For immediate release
contact Jake Weigler, (503) 947-5650
November 19, 2009
Superintendent Castillo Recognizes National Parental Involvement Day
SALEM - State Superintendent of Public Instruction Susan Castillo commemorated National Parental Involvement Day today, recognizing several outstanding parental outreach efforts across Oregon and encouraging all parents to take time to be engaged in their children’s education.
“The evidence is overwhelming that parents play a critical role in their child’s success. Whether it is better grades, less discipline problems or overall lifetime achievement, parents who take the time to be engaged in their students’ education make a real difference,” said Castillo. “I encourage every parent to make the time in their busy schedules to stay involved in their local school – it will make a big difference for their child and help improve education for all Oregon students.”
Parental involvement in education can be as simple as checking homework folders, attending teacher-parent conferences, getting on the computer with a child so they can find more information on a subject, helping with homework or preparation for a test, or checking in regularly with a teacher or counselor. Parents can volunteer as a member of the Parent Teacher Association (PTA), advisory or site councils or through other opportunities at their local schools.
Parental involvement also means being informed about a child’s education – what they are learning and what is happening in their classroom. By being informed, parents can ask teachers and administrators the right questions and know what they can do at home to help their child succeed. At its most basic level, being involved means making sure children know that his or her parent values a good education more than anything else.
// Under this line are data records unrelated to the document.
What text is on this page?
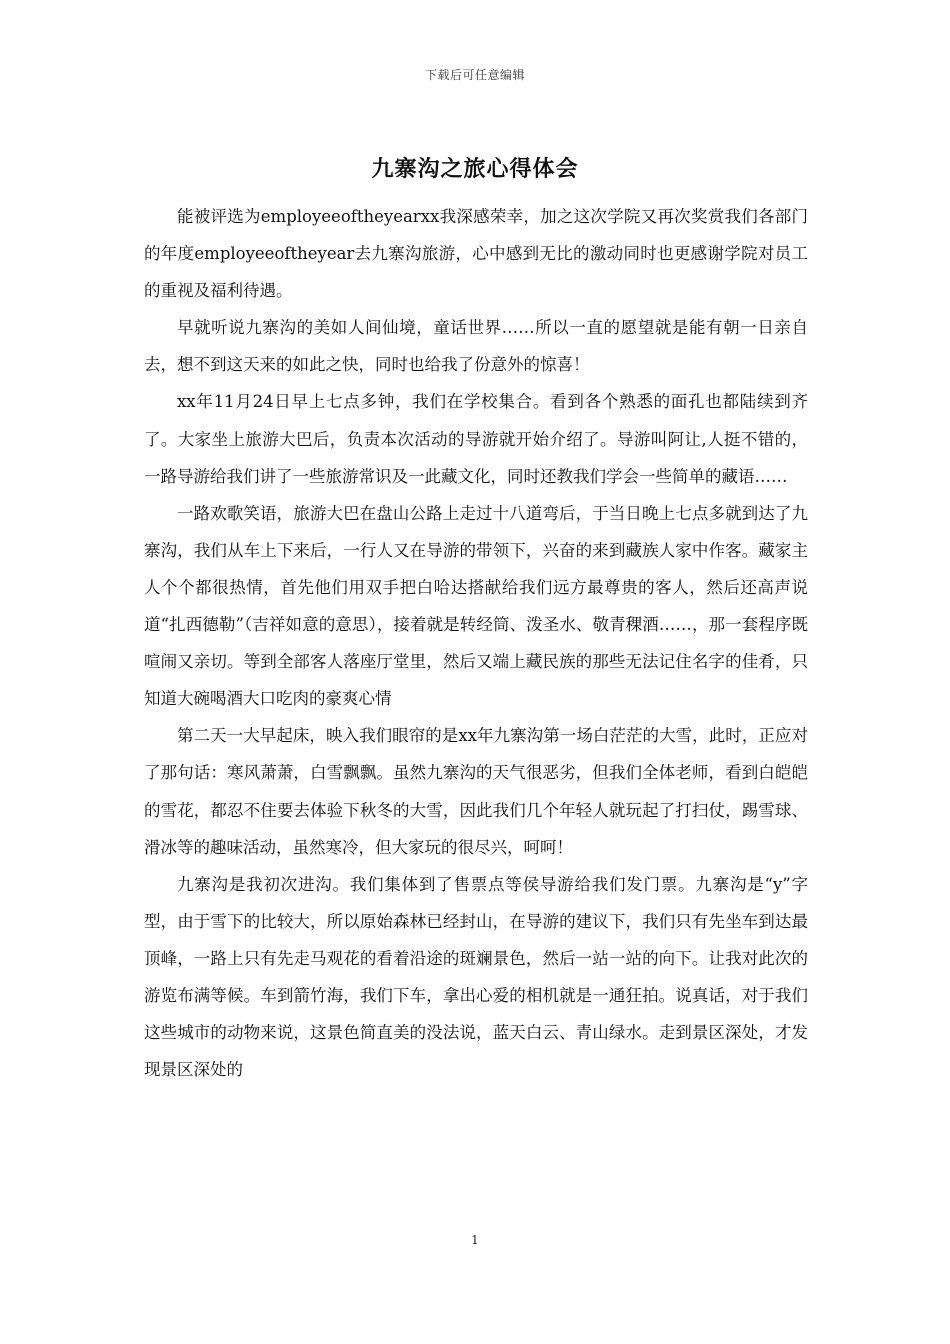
下载后可任意编辑
九寨沟之旅心得体会

能被评选为employeeoftheyearxx我深感荣幸，加之这次学院又再次奖赏我们各部门的年度employeeoftheyear去九寨沟旅游，心中感到无比的激动同时也更感谢学院对员工的重视及福利待遇。

早就听说九寨沟的美如人间仙境，童话世界……所以一直的愿望就是能有朝一日亲自去，想不到这天来的如此之快，同时也给我了份意外的惊喜！

xx年11月24日早上七点多钟，我们在学校集合。看到各个熟悉的面孔也都陆续到齐了。大家坐上旅游大巴后，负责本次活动的导游就开始介绍了。导游叫阿让,人挺不错的，一路导游给我们讲了一些旅游常识及一此藏文化，同时还教我们学会一些简单的藏语……

一路欢歌笑语，旅游大巴在盘山公路上走过十八道弯后，于当日晚上七点多就到达了九寨沟，我们从车上下来后，一行人又在导游的带领下，兴奋的来到藏族人家中作客。藏家主人个个都很热情，首先他们用双手把白哈达搭献给我们远方最尊贵的客人，然后还高声说道“扎西德勒”（吉祥如意的意思），接着就是转经筒、泼圣水、敬青稞酒……，那一套程序既喧闹又亲切。等到全部客人落座厅堂里，然后又端上藏民族的那些无法记住名字的佳肴，只知道大碗喝酒大口吃肉的豪爽心情

第二天一大早起床，映入我们眼帘的是xx年九寨沟第一场白茫茫的大雪，此时，正应对了那句话：寒风萧萧，白雪飘飘。虽然九寨沟的天气很恶劣，但我们全体老师，看到白皑皑的雪花，都忍不住要去体验下秋冬的大雪，因此我们几个年轻人就玩起了打扫仗，踢雪球、滑冰等的趣味活动，虽然寒冷，但大家玩的很尽兴，呵呵！

九寨沟是我初次进沟。我们集体到了售票点等侯导游给我们发门票。九寨沟是“y”字型，由于雪下的比较大，所以原始森林已经封山，在导游的建议下，我们只有先坐车到达最顶峰，一路上只有先走马观花的看着沿途的斑斓景色，然后一站一站的向下。让我对此次的游览布满等候。车到箭竹海，我们下车，拿出心爱的相机就是一通狂拍。说真话，对于我们这些城市的动物来说，这景色简直美的没法说，蓝天白云、青山绿水。走到景区深处，才发现景区深处的

1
Superintendent Castillo also noted several outstanding parental involvement programs across the State including the Nyssa School District, the Salem-Keizer Coalition for Equality and the Black Parenthood Initiative.
The Nyssa School District puts a real commitment on connecting with all parents, sending a positive message that validates parents’ role and responsibilities in education. If a parent cannot make time to visit the school, teachers will make a home visit. “We really work to be open ended with parents, sharing the good as well as the bad to let them know what we can do to make students more successful,” said Nyssa Superintendent Don Grotting.
The Salem-Keizer Coalition for Equity’s Parental Organizing Project includes workshops to teach parents how to effectively navigate the education system and partner with their children for success. Project workshops include culturally-appropriate, language-accessible information in a child- and family-friendly way that helps empower parents and families.
The Black Parent Initiative assists Black parents in ensuring that their children achieve educational excellence. Through innovative partnerships, the Initiative provides stronger systems of support for Black parents, helping improve children’s chances for educational success. Parent advocates at two Portland-area schools, for instance, conduct outreach to parents on upcoming school events, volunteer opportunities, community projects and support groups.
“Across Oregon we have several exciting initiatives boosting parent participation in education – both within school districts and through outside groups,” said Castillo. “It is my hope these efforts will serve as models for what we can be doing across Oregon to encourage parents to be more involved in their children’s education. And that’s something that will benefit all of us as we prepare the next generation to succeed.”